Can it be true that everything I want in life wants me just as badly? Am I lock to my desires' key, or vice versa? I'm fascinated by this idea, but I'm not sure what to do with it yet.

I do know that I don't know what I want. Oh, superficial things, like not having to commute sixty miles every day; the energy to resume my work-out program; more time in the day to get my work accomplished; unlimited funds for my education. Do these things crave me? Is there some exercise just waiting for me to do it? Are there experiences I'm not having that are languishing in my inattentiveness? Unspent money waiting for the opportunity to jump into my pocket? I'm right here, baby. Get in.

But the things that I really need to get myself feeling like a person again? I have no idea.

Sunday, October 21, 2007

Lazy, lazy Sunday

I've been spending some time over at The Junky's Wife. Here is a woman I'd love to get to know. I stumbled it twice before I actually started reading it. I am incredibly moved by her blog. Seeing the fortitude with which she deals with her husband's addiction is amazing and inspiring. Having lived with and around substance abuse for most of my life, I can relate to so much of she has to say. It's not often that complete strangers will move me to tears with their words, but the Junky's Wife sure does.

Aside from spending my day on other people's blogs -I've also been reading through the Junky's Wife best friend's blog, Long Vowels, who also has interesting things to say- I've been pretty lazy today. I helped Jeff with some laundry and spent most of the day playing World of Warcraft finishing up some in-game rep-grinds.

I've been riding the mood-swing roller coaster lately. I'm pre-menstrual, which seems to be getting worse as I get older, and I think I'm headed into a depression cycle. Jeff is an absolute saint to put up with me the way he does; I am quite sure my life would be unbearable without him. Reading the Junky's Wife reminded me how lucky I am to have Jeff as a husband. I don't mean that to sound awful or condescending towards her at all, but reading about other people's challenges with their husbands helps me put Jeff's "faults" into perspective. I'll endeavor not to become so impatient with him when he does things I find irritating. I could be a lot worse off.
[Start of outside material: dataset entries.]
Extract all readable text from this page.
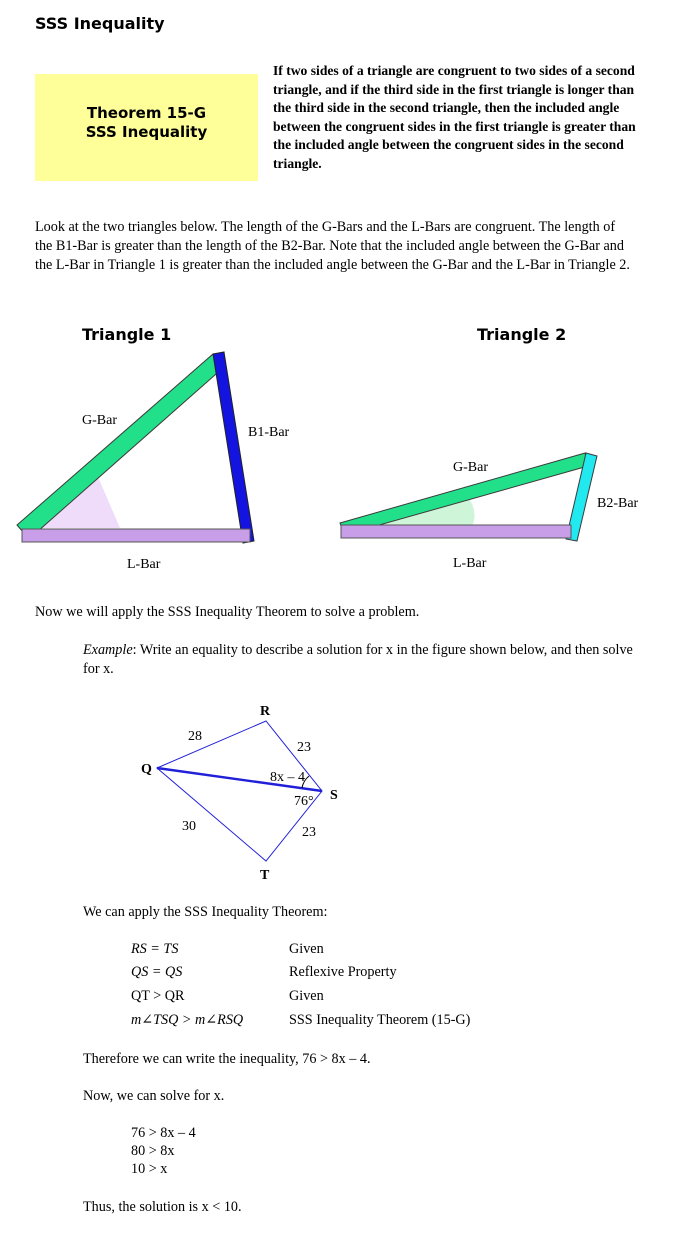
SSS Inequality
Theorem 15-G
SSS Inequality
If two sides of a triangle are congruent to two sides of a second triangle, and if the third side in the first triangle is longer than the third side in the second triangle, then the included angle between the congruent sides in the first triangle is greater than the included angle between the congruent sides in the second triangle.
Look at the two triangles below. The length of the G-Bars and the L-Bars are congruent. The length of the B1-Bar is greater than the length of the B2-Bar. Note that the included angle between the G-Bar and the L-Bar in Triangle 1 is greater than the included angle between the G-Bar and the L-Bar in Triangle 2.
Triangle 1
G-Bar
B1-Bar
L-Bar
Triangle 2
G-Bar
B2-Bar
L-Bar
Now we will apply the SSS Inequality Theorem to solve a problem.
Example: Write an equality to describe a solution for x in the figure shown below, and then solve for x.
R
Q
S
T
28
23
30	23
8x – 4
76°
We can apply the SSS Inequality Theorem:
RS = TS	Given
QS = QS	Reflexive Property
QT > QR	Given
m∠TSQ > m∠RSQ	SSS Inequality Theorem (15-G)
Therefore we can write the inequality, 76 > 8x – 4.
Now, we can solve for x.
76 > 8x – 4
80 > 8x
10 > x
Thus, the solution is x < 10.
I am not looking forward to the holidays, in case you're wondering. I am quite sick of that question, however. I stopped for coffee Friday afternoon and the vapid girl-bot at Starbucks asked me if I was ready for the holidays; I cocked my head to the side and pulled a panicked looked and said "No, why? Is there going to be a test?" She wasn't amused, but I got a giggle.

My parents will be in Sacramento visiting my mom' side of the family this Thanksgiving; Jeff and I will be going to his parent's house. There are few better ways I can think of than spending Thanksgiving at the in-law's. I don't know a more relaxed group of people. I plan to take a crochet project (I'm crocheting a skirt out of dark grey yarn) and curl up on the couch after dinner until Jeff drags me home.

Friday, October 19, 2007

Out of sorts

I haven't been doing much for me lately. My exercise routine has been put on hold - I haven't been running, working out, or meditating, haven't been spending as much time on WF as I want to, haven't been reading or studying ...

I've been working so many hours, and I can't seem to have my hobby and exercise routine and put a lot of energy in at work at the same time. I'm so frustrated by my lack of ability to find balance with my selves.

The lack of exercise and physical activity really has me out of sorts. I haven't really been eating regularly nor sleeping well, and I've just but been feeling "blah" lately. I'm in such a rut.